= Basket Island =

Island in Cumberland, Maine, United States

Basket Island is an uninhabited Casco Bay island that is part of the town of Cumberland, Maine. Basket Island was among a number of Casco Bay islands owned by Arctic explorer Robert Peary, and is maintained today as a nature preserve that is open to the public for daytrips.

==Geography, topography and ecology==
Basket Island is located off the southern tip of Cousins Island and west of Great Chebeague Island.

Basket Island totals 10 acres of land, with a sand beach and three shale beaches.

The island's trees include American beech, balsam fir, oak, paper birch, red maple, red spruce and trembling aspen. Other fauna including alternate-leaf dogwood, bayberry, beach rose, milkwood, poison ivy, raspberry, speckled alder, staghorn sumac, viburnum and witch hazel.

Basket Island is near ledges where boats have gone aground on multiple occasions, including ferries operated by Casco Bay Lines.

==History==
In 1733, residents of North Yarmouth voted to give ownership of Basket Island and Bustins Island to John Powell, one of several members of a Boston committee that had overseen the resettlement of North Yarmouth after hostilities with the Abenaki peoples resulted in the loss of land records.

Robert Peary purchased Basket Island in 1907 from the estate of a prior owner in Portland, Maine, and gave the island to his wife Josephine. It was one of at least 16 Casco Bay islands acquired by Peary, including Eagle Island off Harpswell Neck where the Peary family lived.

Ownership of Basket Island passed to Robert E. Peary Jr., who in 1958 deeded the island to Elisabeth Brown Dessau. Dessau donated the island in 1967 to the Nature Conservancy. In 1992, ownership of Basket Island passed to the Chebeague & Cumberland Land Trust, which has maintained it since as a nature preserve. Island artifacts include a foundation, remnants of a stone pier, and a concrete base for a World War II-era signal apparatus.

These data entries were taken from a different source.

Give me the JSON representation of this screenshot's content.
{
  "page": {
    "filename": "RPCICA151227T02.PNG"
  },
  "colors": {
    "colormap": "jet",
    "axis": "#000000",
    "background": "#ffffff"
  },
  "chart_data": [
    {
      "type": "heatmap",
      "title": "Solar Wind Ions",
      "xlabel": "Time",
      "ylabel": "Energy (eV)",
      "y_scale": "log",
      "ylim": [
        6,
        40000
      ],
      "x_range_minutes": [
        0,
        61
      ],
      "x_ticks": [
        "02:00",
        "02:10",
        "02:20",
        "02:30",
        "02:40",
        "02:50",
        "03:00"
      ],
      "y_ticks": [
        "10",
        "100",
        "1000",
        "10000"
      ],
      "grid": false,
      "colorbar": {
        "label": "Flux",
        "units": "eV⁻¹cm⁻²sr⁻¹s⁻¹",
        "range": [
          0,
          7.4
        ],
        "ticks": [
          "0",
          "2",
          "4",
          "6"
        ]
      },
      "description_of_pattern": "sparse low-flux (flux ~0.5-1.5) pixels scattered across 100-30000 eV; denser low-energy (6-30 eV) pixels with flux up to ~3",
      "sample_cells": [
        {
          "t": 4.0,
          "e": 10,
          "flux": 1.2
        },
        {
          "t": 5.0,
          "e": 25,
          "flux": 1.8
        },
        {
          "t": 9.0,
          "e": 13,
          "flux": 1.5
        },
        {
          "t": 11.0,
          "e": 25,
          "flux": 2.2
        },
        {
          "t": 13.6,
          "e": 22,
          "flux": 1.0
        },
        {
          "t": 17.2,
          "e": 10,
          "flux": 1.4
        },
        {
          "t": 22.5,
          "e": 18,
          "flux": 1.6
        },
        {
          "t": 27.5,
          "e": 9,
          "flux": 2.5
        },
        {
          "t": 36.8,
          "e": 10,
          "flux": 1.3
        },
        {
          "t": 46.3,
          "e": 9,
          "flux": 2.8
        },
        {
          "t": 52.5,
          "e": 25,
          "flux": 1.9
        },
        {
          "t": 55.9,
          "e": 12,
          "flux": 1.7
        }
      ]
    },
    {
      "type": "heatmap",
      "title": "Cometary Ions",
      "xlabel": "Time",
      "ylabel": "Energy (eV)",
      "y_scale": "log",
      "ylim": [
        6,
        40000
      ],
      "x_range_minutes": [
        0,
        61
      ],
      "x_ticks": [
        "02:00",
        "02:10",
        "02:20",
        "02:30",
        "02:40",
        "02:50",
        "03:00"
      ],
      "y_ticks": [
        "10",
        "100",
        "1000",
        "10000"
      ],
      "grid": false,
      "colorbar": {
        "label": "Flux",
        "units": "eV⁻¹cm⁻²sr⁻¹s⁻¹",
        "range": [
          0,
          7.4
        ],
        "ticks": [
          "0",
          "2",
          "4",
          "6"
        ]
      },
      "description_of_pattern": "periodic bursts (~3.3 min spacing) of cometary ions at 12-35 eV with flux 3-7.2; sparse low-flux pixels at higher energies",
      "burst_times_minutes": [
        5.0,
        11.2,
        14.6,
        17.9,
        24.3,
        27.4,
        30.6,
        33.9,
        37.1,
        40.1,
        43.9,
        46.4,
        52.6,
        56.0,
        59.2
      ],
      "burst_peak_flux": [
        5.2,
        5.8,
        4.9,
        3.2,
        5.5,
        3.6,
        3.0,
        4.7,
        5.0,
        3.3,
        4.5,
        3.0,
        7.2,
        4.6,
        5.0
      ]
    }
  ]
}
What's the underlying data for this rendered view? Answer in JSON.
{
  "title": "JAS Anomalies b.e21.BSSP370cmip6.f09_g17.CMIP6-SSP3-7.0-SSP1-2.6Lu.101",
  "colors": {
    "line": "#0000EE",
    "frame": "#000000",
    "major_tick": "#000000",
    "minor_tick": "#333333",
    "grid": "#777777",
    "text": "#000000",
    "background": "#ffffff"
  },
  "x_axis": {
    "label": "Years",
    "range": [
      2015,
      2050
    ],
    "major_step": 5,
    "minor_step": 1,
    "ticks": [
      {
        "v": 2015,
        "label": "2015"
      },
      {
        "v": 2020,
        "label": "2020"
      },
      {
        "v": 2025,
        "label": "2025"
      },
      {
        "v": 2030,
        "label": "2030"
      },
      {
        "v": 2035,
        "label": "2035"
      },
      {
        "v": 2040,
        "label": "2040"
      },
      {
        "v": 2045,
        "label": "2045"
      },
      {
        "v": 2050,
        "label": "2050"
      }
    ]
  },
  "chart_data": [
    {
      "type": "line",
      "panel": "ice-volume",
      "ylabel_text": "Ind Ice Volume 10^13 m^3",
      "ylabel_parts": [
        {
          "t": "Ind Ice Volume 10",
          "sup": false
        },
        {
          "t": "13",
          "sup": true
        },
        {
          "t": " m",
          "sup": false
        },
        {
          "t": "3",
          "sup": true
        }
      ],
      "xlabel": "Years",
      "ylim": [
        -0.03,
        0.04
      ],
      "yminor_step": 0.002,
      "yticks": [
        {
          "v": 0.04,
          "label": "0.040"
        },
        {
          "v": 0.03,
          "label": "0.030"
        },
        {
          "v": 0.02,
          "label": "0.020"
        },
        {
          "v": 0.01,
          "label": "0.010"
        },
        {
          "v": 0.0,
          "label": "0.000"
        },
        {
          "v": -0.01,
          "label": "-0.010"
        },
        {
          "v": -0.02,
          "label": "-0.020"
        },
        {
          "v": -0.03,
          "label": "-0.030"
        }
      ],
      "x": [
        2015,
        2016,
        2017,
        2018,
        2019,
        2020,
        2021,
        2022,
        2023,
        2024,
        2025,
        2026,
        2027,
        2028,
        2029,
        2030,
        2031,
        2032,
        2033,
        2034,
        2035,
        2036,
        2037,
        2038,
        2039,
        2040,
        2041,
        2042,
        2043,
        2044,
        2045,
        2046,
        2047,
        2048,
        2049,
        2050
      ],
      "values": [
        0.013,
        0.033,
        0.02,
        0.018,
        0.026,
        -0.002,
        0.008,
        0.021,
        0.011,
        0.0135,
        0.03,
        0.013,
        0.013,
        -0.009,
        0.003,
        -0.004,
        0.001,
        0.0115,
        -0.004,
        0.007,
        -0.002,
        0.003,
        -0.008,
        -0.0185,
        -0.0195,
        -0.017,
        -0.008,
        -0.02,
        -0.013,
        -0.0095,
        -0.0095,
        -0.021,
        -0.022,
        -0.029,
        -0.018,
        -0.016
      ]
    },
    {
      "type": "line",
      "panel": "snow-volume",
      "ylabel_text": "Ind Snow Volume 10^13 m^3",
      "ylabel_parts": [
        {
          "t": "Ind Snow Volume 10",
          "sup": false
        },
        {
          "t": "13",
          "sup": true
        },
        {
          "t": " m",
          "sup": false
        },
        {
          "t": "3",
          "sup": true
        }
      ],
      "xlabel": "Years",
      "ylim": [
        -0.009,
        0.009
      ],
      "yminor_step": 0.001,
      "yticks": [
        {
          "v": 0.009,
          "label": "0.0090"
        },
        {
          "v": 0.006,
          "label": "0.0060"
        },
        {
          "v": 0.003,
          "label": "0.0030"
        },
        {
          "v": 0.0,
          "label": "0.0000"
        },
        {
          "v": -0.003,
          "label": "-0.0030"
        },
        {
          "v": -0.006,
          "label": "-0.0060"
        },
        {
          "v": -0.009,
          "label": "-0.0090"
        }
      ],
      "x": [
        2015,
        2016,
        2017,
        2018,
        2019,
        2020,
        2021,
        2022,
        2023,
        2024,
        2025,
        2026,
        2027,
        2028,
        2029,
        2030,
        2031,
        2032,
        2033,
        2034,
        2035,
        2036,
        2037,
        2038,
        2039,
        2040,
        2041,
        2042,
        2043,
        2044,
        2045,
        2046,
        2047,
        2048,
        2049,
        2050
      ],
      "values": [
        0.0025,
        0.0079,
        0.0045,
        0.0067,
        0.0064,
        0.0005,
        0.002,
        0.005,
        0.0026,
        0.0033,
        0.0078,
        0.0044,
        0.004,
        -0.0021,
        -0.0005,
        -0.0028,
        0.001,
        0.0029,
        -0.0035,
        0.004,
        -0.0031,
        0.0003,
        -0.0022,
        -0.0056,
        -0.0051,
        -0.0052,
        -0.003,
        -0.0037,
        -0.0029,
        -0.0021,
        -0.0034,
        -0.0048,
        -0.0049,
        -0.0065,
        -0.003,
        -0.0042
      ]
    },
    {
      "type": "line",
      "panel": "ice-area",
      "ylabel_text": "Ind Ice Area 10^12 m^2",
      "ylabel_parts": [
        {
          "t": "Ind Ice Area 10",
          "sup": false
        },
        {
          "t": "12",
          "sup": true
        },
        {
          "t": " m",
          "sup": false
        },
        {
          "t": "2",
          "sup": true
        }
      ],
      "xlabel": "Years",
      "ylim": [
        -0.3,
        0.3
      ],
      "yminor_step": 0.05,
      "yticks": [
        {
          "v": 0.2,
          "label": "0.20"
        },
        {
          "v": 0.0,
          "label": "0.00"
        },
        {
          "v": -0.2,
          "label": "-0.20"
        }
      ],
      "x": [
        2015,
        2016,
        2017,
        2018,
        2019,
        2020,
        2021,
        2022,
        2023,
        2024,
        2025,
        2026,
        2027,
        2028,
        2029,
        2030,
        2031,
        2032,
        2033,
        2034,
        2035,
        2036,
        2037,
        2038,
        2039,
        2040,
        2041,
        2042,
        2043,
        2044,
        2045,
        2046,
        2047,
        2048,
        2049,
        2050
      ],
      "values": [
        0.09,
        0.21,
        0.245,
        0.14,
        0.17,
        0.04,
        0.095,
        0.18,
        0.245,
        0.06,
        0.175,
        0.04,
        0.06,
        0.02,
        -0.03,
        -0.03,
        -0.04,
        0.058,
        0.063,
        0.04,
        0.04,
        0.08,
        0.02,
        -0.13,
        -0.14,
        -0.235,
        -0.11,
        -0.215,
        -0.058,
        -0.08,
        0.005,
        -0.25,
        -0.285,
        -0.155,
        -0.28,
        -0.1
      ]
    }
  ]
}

In a statute authorizing the 2007 secession of Chebeague Island from Cumberland to form an independent municipality, the Maine State Legislature included Basket Island and nearby Sturdivant Island as staying under the municipal jurisdiction of Cumberland.

Multiple aquaculture businesses have established shellfish or sugar kelp cultivation operations in the immediate vicinity of Basket Island.